Wrapping up a four-day visit to the epicentre of the food crisis sweeping the Sahel region of West Africa, two top United Nations humanitarian officials today urged the world to meet its commitments, both financial as well as political, to help those in need.
“The window of opportunity to save lives is narrowing by the day,” the World Food Programme’s (WFP) Executive Director, Ertharin Cousin, and the High Commissioner for Refugees, António Guterres, said in a joint statement at the end of their visit to Niger. “Today we appeal to the international community on behalf of the most vulnerable people in Niger and Sahelian countries. The time to act is now.”
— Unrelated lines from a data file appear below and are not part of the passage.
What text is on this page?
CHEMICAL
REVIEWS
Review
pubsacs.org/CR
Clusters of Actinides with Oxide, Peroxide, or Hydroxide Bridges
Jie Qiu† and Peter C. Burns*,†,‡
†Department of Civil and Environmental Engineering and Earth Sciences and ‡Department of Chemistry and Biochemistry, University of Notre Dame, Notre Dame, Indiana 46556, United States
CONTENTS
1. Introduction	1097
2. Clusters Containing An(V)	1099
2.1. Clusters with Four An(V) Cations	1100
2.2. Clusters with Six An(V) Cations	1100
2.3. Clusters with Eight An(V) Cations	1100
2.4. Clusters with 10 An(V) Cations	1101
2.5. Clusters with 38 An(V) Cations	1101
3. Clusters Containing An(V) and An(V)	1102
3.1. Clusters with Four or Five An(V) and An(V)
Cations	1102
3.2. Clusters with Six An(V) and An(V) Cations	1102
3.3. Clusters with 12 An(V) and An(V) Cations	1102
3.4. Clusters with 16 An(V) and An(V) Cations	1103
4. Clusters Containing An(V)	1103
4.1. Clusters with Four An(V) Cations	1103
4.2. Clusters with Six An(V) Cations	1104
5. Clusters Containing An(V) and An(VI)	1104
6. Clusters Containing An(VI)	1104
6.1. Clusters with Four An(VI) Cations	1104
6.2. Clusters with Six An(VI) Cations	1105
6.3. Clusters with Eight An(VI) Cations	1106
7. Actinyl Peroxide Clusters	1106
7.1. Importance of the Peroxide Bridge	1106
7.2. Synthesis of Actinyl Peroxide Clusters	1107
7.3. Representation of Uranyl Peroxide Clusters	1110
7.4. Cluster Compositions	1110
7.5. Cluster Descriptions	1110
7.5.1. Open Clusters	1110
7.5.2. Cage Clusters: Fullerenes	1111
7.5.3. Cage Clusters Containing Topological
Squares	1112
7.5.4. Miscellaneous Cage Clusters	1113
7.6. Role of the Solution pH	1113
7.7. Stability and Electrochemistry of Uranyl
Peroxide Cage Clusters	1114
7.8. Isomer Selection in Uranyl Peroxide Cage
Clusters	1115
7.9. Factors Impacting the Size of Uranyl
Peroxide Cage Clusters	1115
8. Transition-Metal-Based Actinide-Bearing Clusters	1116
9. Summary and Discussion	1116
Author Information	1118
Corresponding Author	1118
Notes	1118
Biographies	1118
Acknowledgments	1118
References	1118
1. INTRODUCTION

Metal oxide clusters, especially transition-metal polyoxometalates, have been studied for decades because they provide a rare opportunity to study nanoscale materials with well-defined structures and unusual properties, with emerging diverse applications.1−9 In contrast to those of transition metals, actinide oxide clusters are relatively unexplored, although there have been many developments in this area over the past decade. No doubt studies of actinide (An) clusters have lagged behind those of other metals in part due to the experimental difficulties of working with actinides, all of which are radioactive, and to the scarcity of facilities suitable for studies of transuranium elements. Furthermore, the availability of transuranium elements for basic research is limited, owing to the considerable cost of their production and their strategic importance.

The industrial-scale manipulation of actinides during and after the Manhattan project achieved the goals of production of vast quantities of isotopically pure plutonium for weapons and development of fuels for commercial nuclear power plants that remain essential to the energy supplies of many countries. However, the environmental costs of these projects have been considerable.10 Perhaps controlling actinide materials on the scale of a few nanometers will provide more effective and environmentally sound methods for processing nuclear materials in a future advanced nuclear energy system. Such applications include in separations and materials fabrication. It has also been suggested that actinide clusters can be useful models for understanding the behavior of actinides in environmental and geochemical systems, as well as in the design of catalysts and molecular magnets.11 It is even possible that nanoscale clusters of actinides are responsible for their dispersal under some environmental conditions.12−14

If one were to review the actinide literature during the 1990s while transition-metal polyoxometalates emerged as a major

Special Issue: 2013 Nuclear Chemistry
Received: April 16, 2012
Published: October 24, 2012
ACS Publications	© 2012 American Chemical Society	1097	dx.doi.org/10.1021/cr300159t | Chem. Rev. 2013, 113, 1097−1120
Overall, there are currently 15 million people facing food insecurity in the Sahel, which stretches from the Atlantic Ocean to the Red Sea and of which Niger is a part of. The two officials warned that the West African country is facing a “deepening humanitarian crisis,” owing to the impact of a quick succession of droughts, abnormally high food prices and the failure of crops.
“In the Ouallam and Maradi regions, we saw fathers and mothers struggling to feed their families in villages where hunger has already taken hold in advance of the traditional hunger season,” the pair said. “The hungry poor – whether small-holder farmers or pastoralists – face a situation where savings are exhausted and there has been no opportunity to rebuild livestock herds.”
Ms. Cousin and Mr. Guterres noted that the situation has now been compounded by an influx of refugees who are fleeing conflict in neighbouring Mali, with tens of thousands of people seeking refuge in the areas worst-hit by the drought, joining the millions facing hunger.
In response to the crisis, WFP has scaled up operations to provide food assistance to almost four million people in Niger, while the Office of the UN High Commissioner for Refugees (UNHCR) is helping some 160,000 refugees who fled conflict in Mali to neighbouring countries.
“As we enter the lean season across the Sahel region, if we are to meet the food and nutrition security needs of the most vulnerable, whether refugees or the hungry poor, the international community must meet its commitments, both financial as well as political,” said the heads of the two agencies.
“Now is the time to mobilize resources, including timely financial support as well as coming together in order to find political solutions necessary to avoid the Mali crisis further threatening regional security and evolving into a global threat to security,” they added.
According to UNHCR, the ongoing fighting in Mali between government forces and rebel Tuareg fighters has left 150,000 displaced within the country, and forced more than 160,000 to find refuge in neighbouring Burkina Faso, Mauritania and Niger, while others have arrived in Algeria.
“Despite early response from donors, the needs remain great, the hunger season has started early and plans to help those at risk, whether local communities or refugees, are still significantly underfunded,” stressed Ms. Cousin and Mr. Guterres.